Evaluation of 177Lu-Labeled Lipiodol as a Targeted Radionuclide Therapy for Hepatocellular Carcinoma in a Preclinical Xenograft Model.

Abstract

Background: Lutetium-177 (¹⁷⁷Lu) is a promising radionuclide for targeted cancer therapy due to its favorable theranostic properties. Transarterial lipiodol embolization is widely used for hepatocellular carcinoma (HCC), but the potential of ¹⁷⁷Lu emulsified into lipiodol (¹⁷⁷Lu-lipiodol) remains underexplored. This study aimed to evaluate the partition coefficient, biodistribution, and antitumor efficacy of ¹⁷⁷Lu-lipiodol in a preclinical xenograft model.
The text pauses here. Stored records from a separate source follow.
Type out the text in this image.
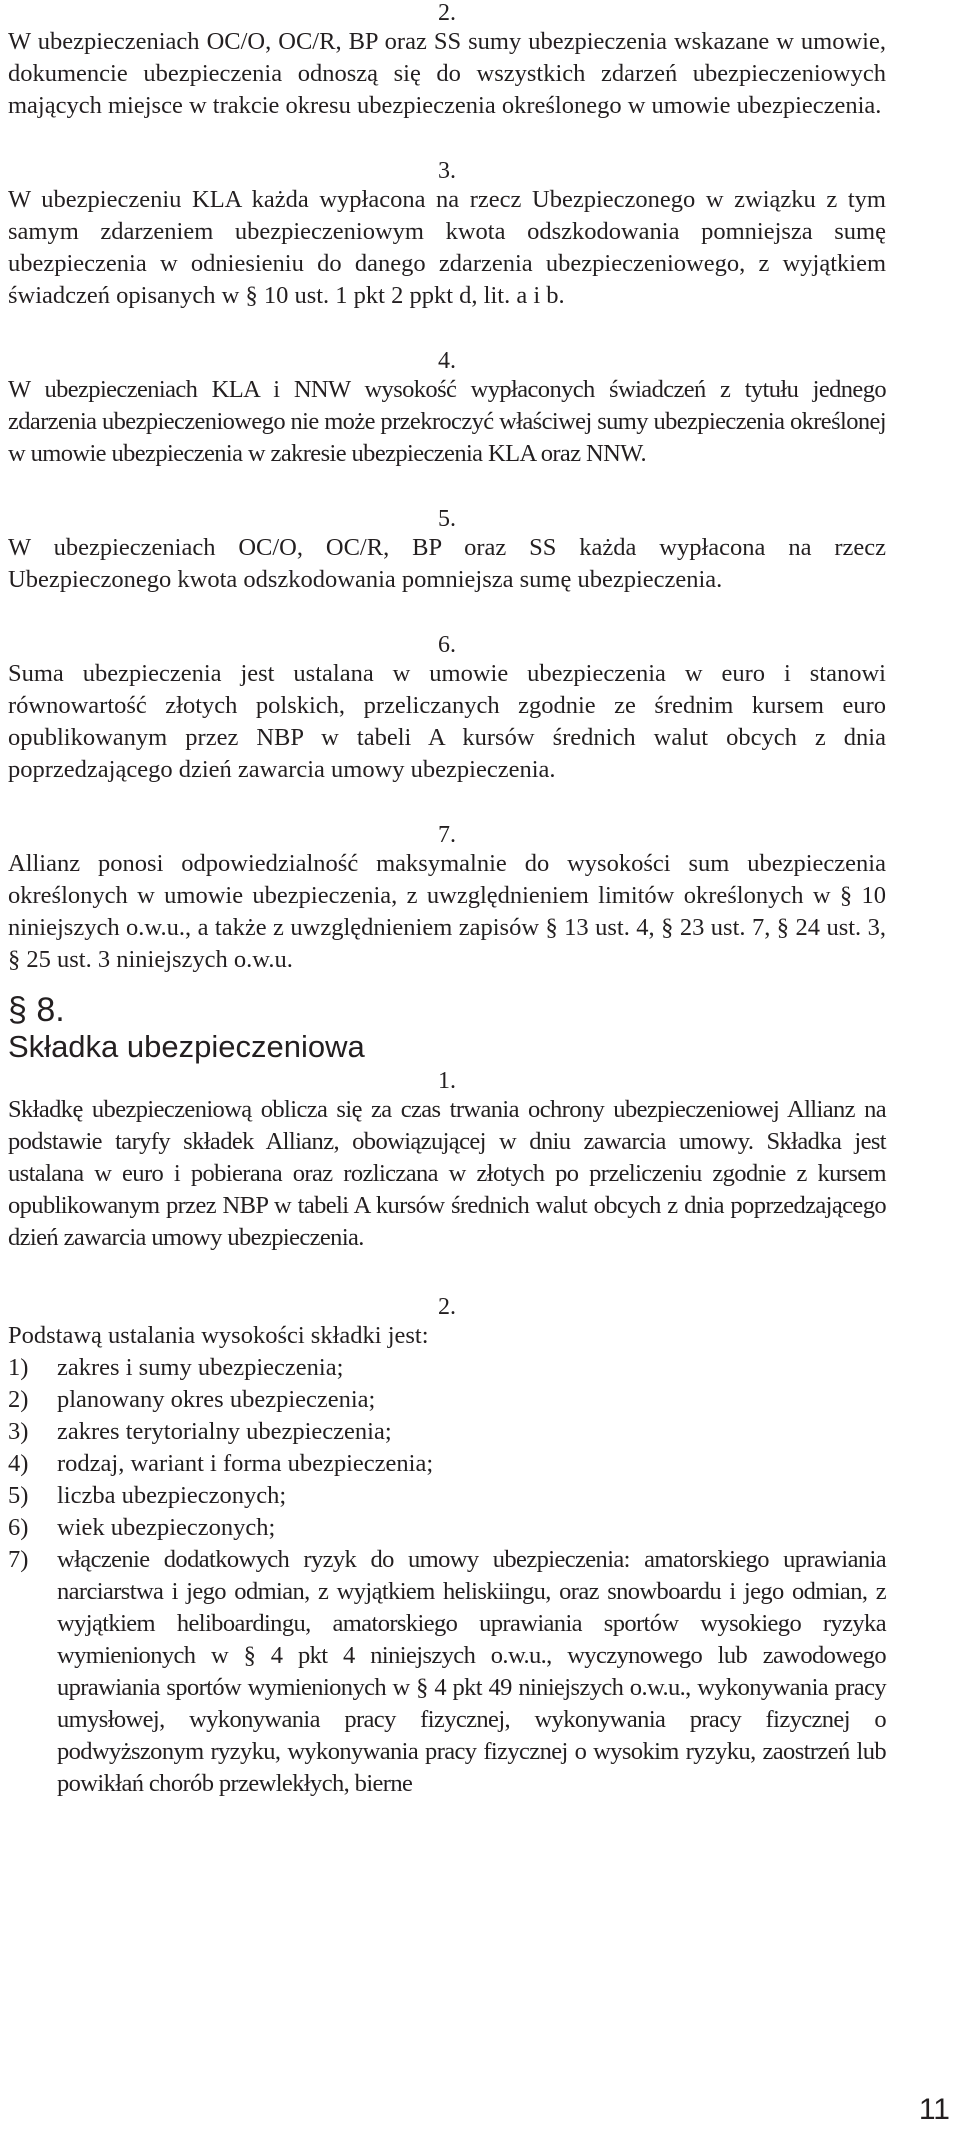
2.

W ubezpieczeniach OC/O, OC/R, BP oraz SS sumy ubezpieczenia wskazane w umowie, dokumencie ubezpieczenia odnoszą się do wszystkich zdarzeń ubezpieczeniowych mających miejsce w trakcie okresu ubezpieczenia określonego w umowie ubezpieczenia.

3.

W ubezpieczeniu KLA każda wypłacona na rzecz Ubezpieczonego w związku z tym samym zdarzeniem ubezpieczeniowym kwota odszkodowania pomniejsza sumę ubezpieczenia w odniesieniu do danego zdarzenia ubezpieczeniowego, z wyjątkiem świadczeń opisanych w § 10 ust. 1 pkt 2 ppkt d, lit. a i b.

4.

W ubezpieczeniach KLA i NNW wysokość wypłaconych świadczeń z tytułu jednego zdarzenia ubezpieczeniowego nie może przekroczyć właściwej sumy ubezpieczenia określonej w umowie ubezpieczenia w zakresie ubezpieczenia KLA oraz NNW.

5.

W ubezpieczeniach OC/O, OC/R, BP oraz SS każda wypłacona na rzecz Ubezpieczonego kwota odszkodowania pomniejsza sumę ubezpieczenia.

6.

Suma ubezpieczenia jest ustalana w umowie ubezpieczenia w euro i stanowi równowartość złotych polskich, przeliczanych zgodnie ze średnim kursem euro opublikowanym przez NBP w tabeli A kursów średnich walut obcych z dnia poprzedzającego dzień zawarcia umowy ubezpieczenia.

7.

Allianz ponosi odpowiedzialność maksymalnie do wysokości sum ubezpieczenia określonych w umowie ubezpieczenia, z uwzględnieniem limitów określonych w § 10 niniejszych o.w.u., a także z uwzględnieniem zapisów § 13 ust. 4, § 23 ust. 7, § 24 ust. 3, § 25 ust. 3 niniejszych o.w.u.

§ 8.
Składka ubezpieczeniowa
1.

Składkę ubezpieczeniową oblicza się za czas trwania ochrony ubezpieczeniowej Allianz na podstawie taryfy składek Allianz, obowiązującej w dniu zawarcia umowy. Składka jest ustalana w euro i pobierana oraz rozliczana w złotych po przeliczeniu zgodnie z kursem opublikowanym przez NBP w tabeli A kursów średnich walut obcych z dnia poprzedzającego dzień zawarcia umowy ubezpieczenia.

2.

Podstawą ustalania wysokości składki jest:

1)	zakres i sumy ubezpieczenia;
2)	planowany okres ubezpieczenia;
3)	zakres terytorialny ubezpieczenia;
4)	rodzaj, wariant i forma ubezpieczenia;
5)	liczba ubezpieczonych;
6)	wiek ubezpieczonych;
7)	włączenie dodatkowych ryzyk do umowy ubezpieczenia: amatorskiego uprawiania narciarstwa i jego odmian, z wyjątkiem heliskiingu, oraz snowboardu i jego odmian, z wyjątkiem heliboardingu, amatorskiego uprawiania sportów wysokiego ryzyka wymienionych w § 4 pkt 4 niniejszych o.w.u., wyczynowego lub zawodowego uprawiania sportów wymienionych w § 4 pkt 49 niniejszych o.w.u., wykonywania pracy umysłowej, wykonywania pracy fizycznej, wykonywania pracy fizycznej o podwyższonym ryzyku, wykonywania pracy fizycznej o wysokim ryzyku, zaostrzeń lub powikłań chorób przewlekłych, bierne
11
Methods: After synthesizing ¹⁷⁷Lu-oxine from ¹⁷⁷Lu-chloride, the product was emulsified in lipiodol. Its radiochemical purity and partition coefficient were measured. F344 NJcl rnu/nu rats (n = 5) bearing bilateral thigh tumors (HC-4 cells) were randomized to receive ¹⁷⁷Lu-lipiodol (2.8 MBq in 50 μL) or non-labeled lipiodol (50 μL) via surgical exposure and direct puncture of the right femoral artery. SPECT/CT images were acquired over 14 days, and biodistribution was confirmed by gamma counting at day 28. Tumor volumes and body weights were monitored to assess treatment response and toxicity.

Results: The ¹⁷⁷Lu-lipiodol emulsion was obtained with a high radiochemical purity (> 99%). SPECT/CT showed high tumor accumulation (34.0% ± 4.4% immediately post-injection) that persisted up to day 28 (7.3% ± 1.2% of injected dose). Tumor growth was significantly suppressed with a treated-to-untreated volume ratio of 0.45 at day 14 (p = 0.017) and 0.59 at day 21 (p = 0.001). While off-target uptake was limited, moderate splenic accumulation (26.6% ± 17.5% ID) was noted. No marked body weight changes or gross organ abnormalities were observed.

Conclusion: ¹⁷⁷Lu-lipiodol for HCC therapy demonstrated effective tumor targeting and growth suppression of HCC in a preclinical xenograft model.